A beginner’s guide to the rich culinary cultures of China

Originally published on my Medium account.

China, home to innumerable types of food, well or little known to the Chinese people or the outside world. Before you go to China, many must have told you that the food over there is very different from the food in your local Chinese restaurant down the street.

A scene from How I Met Your Mother:

If you’re one of those people who only had fried meat, fried rice, and fried noodles as Chinese food, you will read this article, and you will be amazed by the food in China. And hopefully, you will think about going to China and try the real deals over there.

I have to admit, there are good localised Chinese cuisine in Europe (or at least in Germany). But they are transculturalizeld (I will explain in detail in another article), which means that because of the availability and quality of the ingredients and cooking methods, even the flavour of the dish created by the same person varies depending on where it’s cooked. A local cuisine is a signature for a place. This is the reason. It’s like the Little Mermaid statue being displayed in Shanghai in 2010 — it’s beautiful and everything but I don’t think the little mermaid looks really content sitting in a temporary pavilion of Denmark. Honestly she looked even more sad. Perhaps she just missed home.

I didn’t go to the Denmark Pavilion in Shanghai Expo just to see the Little Mermaid (actually it was my only intention. I mean, what else was in there?!) But I will gladly see her again when I really go to Copenhagen, to her hometown and watch her being sad over there (for a real romantic reason, not because she was missing home!) Same logic applies to those of you who believe you already had the best Chinese food outside of China. Yes, they might be good. But go to see where the food come from and the people who enjoy the food as part of their lives. It’s another exciting reason to go traveling to a strange land.

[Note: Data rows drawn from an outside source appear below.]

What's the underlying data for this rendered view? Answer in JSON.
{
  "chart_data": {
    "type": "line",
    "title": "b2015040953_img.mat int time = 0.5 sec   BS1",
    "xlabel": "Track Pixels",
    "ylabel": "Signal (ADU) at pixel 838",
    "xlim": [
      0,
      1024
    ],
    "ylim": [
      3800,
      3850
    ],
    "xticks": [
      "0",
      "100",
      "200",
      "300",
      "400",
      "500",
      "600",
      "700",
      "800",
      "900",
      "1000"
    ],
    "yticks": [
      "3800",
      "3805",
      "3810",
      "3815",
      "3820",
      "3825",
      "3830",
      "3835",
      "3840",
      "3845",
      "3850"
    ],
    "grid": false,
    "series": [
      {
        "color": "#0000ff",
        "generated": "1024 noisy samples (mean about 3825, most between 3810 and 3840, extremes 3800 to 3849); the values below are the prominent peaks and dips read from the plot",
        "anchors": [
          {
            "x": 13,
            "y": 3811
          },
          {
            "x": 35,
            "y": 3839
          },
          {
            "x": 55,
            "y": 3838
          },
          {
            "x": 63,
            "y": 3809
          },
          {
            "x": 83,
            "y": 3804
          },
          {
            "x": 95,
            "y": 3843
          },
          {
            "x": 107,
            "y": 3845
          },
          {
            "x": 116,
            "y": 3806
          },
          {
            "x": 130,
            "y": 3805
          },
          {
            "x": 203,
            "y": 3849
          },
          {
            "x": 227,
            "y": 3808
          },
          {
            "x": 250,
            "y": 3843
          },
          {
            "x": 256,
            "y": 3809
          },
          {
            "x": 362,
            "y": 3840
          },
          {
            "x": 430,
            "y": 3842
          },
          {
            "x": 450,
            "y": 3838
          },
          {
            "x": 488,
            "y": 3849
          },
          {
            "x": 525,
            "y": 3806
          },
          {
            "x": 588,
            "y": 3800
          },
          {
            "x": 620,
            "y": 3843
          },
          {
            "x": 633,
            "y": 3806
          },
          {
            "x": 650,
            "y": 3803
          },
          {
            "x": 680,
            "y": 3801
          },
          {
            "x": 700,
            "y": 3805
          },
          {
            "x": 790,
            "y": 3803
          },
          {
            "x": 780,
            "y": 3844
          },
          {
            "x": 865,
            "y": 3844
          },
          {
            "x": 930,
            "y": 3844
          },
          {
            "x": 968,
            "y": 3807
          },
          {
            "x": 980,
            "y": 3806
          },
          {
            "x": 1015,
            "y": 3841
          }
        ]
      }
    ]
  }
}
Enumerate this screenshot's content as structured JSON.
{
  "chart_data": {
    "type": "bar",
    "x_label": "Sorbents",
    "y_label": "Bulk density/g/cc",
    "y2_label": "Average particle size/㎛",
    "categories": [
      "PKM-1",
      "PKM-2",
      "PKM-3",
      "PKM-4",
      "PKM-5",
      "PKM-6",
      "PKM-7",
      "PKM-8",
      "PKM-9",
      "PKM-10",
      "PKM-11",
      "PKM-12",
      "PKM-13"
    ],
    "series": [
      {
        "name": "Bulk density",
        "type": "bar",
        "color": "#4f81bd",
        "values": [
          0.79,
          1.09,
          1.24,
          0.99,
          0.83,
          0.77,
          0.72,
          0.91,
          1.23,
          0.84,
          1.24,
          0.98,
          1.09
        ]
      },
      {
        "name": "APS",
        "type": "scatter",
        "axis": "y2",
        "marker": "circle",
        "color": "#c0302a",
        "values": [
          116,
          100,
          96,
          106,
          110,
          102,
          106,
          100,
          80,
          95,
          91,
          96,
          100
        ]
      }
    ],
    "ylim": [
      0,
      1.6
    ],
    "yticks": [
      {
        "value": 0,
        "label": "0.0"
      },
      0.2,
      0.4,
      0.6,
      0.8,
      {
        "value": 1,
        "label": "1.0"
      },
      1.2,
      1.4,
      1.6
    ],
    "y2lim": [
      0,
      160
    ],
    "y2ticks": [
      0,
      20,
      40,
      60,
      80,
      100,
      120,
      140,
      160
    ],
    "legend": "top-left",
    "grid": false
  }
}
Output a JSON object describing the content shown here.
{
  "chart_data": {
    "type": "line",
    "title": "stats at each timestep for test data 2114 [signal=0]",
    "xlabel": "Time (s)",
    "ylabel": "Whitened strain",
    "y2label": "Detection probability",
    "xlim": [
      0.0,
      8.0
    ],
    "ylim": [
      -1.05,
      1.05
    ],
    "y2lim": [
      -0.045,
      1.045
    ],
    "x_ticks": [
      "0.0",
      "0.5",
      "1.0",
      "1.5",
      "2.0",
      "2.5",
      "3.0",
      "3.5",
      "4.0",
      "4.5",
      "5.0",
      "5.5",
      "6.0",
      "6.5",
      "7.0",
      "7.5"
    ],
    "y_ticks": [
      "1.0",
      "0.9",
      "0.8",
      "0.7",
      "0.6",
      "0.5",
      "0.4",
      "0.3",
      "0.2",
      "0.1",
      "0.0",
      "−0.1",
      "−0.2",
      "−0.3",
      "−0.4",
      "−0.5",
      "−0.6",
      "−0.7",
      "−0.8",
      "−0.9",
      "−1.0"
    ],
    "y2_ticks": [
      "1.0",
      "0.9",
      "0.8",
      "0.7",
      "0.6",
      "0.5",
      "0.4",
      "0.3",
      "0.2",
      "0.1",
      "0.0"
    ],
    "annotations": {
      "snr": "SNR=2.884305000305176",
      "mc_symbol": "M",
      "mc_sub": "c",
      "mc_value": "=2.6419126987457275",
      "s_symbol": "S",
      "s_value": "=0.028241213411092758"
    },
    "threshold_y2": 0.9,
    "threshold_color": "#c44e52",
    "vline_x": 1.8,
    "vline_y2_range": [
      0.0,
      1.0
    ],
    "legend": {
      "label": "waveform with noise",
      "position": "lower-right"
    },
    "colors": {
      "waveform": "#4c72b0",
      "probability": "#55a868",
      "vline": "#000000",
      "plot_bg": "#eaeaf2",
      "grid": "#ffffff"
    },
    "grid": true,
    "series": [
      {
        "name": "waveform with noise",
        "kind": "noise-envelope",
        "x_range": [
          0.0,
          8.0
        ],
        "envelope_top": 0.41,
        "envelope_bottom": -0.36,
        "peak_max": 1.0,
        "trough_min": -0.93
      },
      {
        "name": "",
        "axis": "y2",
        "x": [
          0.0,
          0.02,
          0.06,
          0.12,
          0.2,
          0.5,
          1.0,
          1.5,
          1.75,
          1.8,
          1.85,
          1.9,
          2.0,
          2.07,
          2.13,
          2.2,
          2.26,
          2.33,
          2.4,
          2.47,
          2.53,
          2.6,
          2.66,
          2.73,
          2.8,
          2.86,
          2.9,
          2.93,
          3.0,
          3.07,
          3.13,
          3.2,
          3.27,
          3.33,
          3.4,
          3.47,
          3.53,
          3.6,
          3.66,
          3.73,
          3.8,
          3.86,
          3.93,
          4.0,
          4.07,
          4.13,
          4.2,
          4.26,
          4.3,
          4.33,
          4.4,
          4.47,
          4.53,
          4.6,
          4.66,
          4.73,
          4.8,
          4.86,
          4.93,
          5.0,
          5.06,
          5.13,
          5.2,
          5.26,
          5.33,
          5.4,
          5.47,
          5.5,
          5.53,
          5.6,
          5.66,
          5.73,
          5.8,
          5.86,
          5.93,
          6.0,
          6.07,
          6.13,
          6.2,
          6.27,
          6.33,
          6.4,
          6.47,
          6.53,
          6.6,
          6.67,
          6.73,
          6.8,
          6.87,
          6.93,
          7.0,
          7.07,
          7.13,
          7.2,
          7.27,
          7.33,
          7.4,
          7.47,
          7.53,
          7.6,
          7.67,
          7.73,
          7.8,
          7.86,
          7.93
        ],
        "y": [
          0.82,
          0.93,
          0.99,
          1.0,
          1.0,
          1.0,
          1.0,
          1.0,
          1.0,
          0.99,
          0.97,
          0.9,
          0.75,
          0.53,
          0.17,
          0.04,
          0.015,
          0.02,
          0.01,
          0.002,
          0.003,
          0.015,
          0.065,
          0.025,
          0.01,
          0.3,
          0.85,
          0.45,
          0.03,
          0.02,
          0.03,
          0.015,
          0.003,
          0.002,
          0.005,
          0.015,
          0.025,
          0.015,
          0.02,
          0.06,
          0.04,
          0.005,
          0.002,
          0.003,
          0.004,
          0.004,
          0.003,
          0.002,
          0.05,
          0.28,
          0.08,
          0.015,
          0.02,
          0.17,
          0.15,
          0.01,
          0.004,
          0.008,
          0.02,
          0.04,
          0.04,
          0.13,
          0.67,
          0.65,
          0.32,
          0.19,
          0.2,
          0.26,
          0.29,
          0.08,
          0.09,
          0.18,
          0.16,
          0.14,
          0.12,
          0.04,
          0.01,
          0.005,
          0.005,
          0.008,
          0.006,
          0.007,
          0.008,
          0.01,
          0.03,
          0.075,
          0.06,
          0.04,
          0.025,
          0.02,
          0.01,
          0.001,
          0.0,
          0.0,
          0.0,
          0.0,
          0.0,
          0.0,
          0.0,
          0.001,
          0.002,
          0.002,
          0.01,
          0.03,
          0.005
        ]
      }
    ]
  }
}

Depending on where you are going, there are several regional dishes I would recommend for you to try. I just give you my own opinion on what’s fantastic about the unbelievably rich food cultures in the country. (YES, I used “cultures”. Plural.)

It’s a very difficult decision for me to recommend only 10 dishes/food to you in china. There are just too many of them. but if you don’t know where you will go visit yet, this list might give you some idea for planning your first china trip… for food!

The food on this list are all typical for several different regions. Of course you can find them in other regions too, especially if they are very famous, like Peking duck and hotpot. But just remember, if you can go to the home of this food, you don’t just eat it at the neighbour’s.

  1. 猪肉酸菜炖粉条

Kimchi, pork belly cooked with glass noodles in a pot

The cuisine in the northeast in some aspects is similar to Korean food. Such as the food with kimchi in them.

Because of its cold climate and long winter, it was difficult to get fresh vegetables in the old times. People used to preserve their Chinese cabbage and some other veggies into kimchi, or sour vegetables in Chinese. They used these kimchi to create their dishes.

Kimchi with port and glass-noodles in water. Cooked for at least an hour, until the pork absorbed the flavour of kimchi completely in its every tissue. The dish has a lot of intense but also comforting flavour, as well as a lot of calories for you to survive the winter that easily goes down to -30 degrees.

2. 北京烤鸭

Peking Duck

The best and real Peking duck is first sliced into small pieces, and served with green and white spring onion stripes in very thin pancakes (unlike in many transculturalizeld version, where they are served with rice or normal white bread). The most interesting experience to eat Peking duck in Peking (Beijing) is to watch the cook slicing the duck in front of you as a performance. The knife work is just amazing.

3. 擀面皮

Red chilli noodle skins

Home to the middle-north of China, this dish is famous for it’s taste for every season. Noodles are first made and then steamed. Together with especially made red chilli sauce containing ten different types of herbs, the noodle skin has a very special texture in your mouth.

4. 烤羊肉

Grilled lamb-on-stick

Typical for the muslim minority area in the northwest, the grilled lamb sticks can be found on almost every night market in northern China. Grilled on charcoal and turned constantly for many times, the cook continuously put pepper, chilli, and cumin powder on them. The lamb takes in all the taste from the seasoning and from the soothing smell of the good charcoal. My favourite way to eat grilled lamb-on-stick is to put them in a white flat bread, which contrast the intense taste of the lamb seasoning.

5. 兰州牛肉面

Lanzhou Yak Noodles

Yak soup cooked from the bones at 5 a.m. in the morning. The first bowl is available at 6 a.m. The intensely aromatic soup with hand-pulled noodles which are also typical in Lanzhou, the capital city of Gansu province. The locals have them mostly for quick breakfast and lunch. Because the restaurants close at 2 p.m.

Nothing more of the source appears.